The High Court were of opinion that the respondents' lease showed the boundaries with certainty and precision: but those are the same boundaries which necessitated the appointment of a commissioner in the Suit No. 68 of 1901 in order that they might be ascertained with certainty and precision; and the result was the fixing of the plot coloured red in plan F, which is repeated on the plan G. Further, the High Court seem to have thought that the decree in the suit covered more than the land coloured red on plan F; but this would appear to be a misapprehension. The judgment of the Subordinate Judge of Madura and the operative portion of the decree are in express terms confined to the land coloured red on the commissioner's plan.

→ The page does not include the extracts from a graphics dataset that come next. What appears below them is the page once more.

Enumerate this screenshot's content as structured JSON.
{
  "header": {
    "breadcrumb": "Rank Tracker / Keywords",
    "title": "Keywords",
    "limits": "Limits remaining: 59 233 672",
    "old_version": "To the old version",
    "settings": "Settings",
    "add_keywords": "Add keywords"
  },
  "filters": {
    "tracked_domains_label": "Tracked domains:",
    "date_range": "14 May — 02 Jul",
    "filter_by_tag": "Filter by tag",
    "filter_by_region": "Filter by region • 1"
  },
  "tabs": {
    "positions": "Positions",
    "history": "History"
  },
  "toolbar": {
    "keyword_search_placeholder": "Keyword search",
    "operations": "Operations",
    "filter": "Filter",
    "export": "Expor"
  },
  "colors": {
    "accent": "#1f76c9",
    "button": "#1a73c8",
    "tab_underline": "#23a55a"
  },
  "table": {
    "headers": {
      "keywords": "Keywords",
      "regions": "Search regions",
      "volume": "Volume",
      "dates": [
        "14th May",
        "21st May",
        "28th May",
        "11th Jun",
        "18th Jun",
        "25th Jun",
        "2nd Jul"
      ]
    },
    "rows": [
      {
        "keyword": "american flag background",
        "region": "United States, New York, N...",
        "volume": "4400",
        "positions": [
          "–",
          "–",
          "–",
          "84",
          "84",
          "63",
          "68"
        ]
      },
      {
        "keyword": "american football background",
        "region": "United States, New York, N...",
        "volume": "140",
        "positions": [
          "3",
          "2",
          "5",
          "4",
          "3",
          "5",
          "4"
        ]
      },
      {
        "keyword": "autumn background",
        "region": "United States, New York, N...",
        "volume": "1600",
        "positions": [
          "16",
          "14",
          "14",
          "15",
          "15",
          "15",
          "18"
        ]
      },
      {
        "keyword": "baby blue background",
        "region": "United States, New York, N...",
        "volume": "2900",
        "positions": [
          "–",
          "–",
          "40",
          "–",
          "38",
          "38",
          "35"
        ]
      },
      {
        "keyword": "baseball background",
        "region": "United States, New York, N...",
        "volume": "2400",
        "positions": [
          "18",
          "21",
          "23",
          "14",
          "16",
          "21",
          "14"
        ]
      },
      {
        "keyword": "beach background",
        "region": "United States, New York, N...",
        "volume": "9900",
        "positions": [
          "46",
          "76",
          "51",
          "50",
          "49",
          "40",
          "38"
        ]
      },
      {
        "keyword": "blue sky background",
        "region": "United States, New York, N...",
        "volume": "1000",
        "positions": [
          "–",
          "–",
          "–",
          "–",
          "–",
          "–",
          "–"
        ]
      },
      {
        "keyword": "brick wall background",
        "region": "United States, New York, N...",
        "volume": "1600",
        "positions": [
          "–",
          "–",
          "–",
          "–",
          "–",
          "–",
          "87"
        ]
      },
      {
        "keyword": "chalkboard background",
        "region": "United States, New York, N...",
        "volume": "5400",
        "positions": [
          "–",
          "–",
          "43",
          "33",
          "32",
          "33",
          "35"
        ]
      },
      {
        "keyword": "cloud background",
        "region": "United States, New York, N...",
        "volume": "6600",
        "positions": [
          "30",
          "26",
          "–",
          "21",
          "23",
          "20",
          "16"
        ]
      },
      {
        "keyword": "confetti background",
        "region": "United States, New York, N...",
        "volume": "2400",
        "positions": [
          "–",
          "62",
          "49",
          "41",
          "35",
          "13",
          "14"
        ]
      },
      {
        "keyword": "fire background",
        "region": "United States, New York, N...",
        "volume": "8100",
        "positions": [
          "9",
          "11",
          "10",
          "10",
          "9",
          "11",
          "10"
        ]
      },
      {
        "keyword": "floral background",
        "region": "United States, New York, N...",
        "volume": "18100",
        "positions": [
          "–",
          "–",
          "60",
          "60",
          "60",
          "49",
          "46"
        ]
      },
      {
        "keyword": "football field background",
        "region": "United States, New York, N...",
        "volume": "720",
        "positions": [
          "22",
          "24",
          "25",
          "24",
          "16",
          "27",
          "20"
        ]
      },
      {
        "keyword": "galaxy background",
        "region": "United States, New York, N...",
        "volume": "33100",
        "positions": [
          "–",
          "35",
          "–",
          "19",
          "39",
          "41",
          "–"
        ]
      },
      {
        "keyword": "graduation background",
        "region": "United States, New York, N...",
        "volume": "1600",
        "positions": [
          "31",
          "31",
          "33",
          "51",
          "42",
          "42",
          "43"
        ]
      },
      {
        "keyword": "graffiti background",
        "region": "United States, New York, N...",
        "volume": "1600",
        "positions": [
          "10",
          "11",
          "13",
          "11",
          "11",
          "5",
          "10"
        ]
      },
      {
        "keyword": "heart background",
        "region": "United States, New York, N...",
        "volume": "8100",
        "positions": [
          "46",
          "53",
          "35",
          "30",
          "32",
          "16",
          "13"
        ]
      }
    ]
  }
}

Their Lordships are of opinion that this case does not come within any of the authorities cited by the High Court. It depends upon the true construction of the special terms of the respondents' lease which, when all its provisions are taken into consideration, shows that the dominant intention of the parties thereto was to confine it to the land, possession of which would be recovered in the event of the suit being successful, i.e., the land coloured red on the plans F and G. That was in substance the view of the trial Judge, whose decree should be restored. Their Lordships will humbly advise His Majesty that this appeal should be allowed, the decree of the High Court set aside, and the decree of the Subordinate Judge restored. The respondents will pay the costs of the appellants of the appeal to the High Court and of the appeal to His Majesty in Council.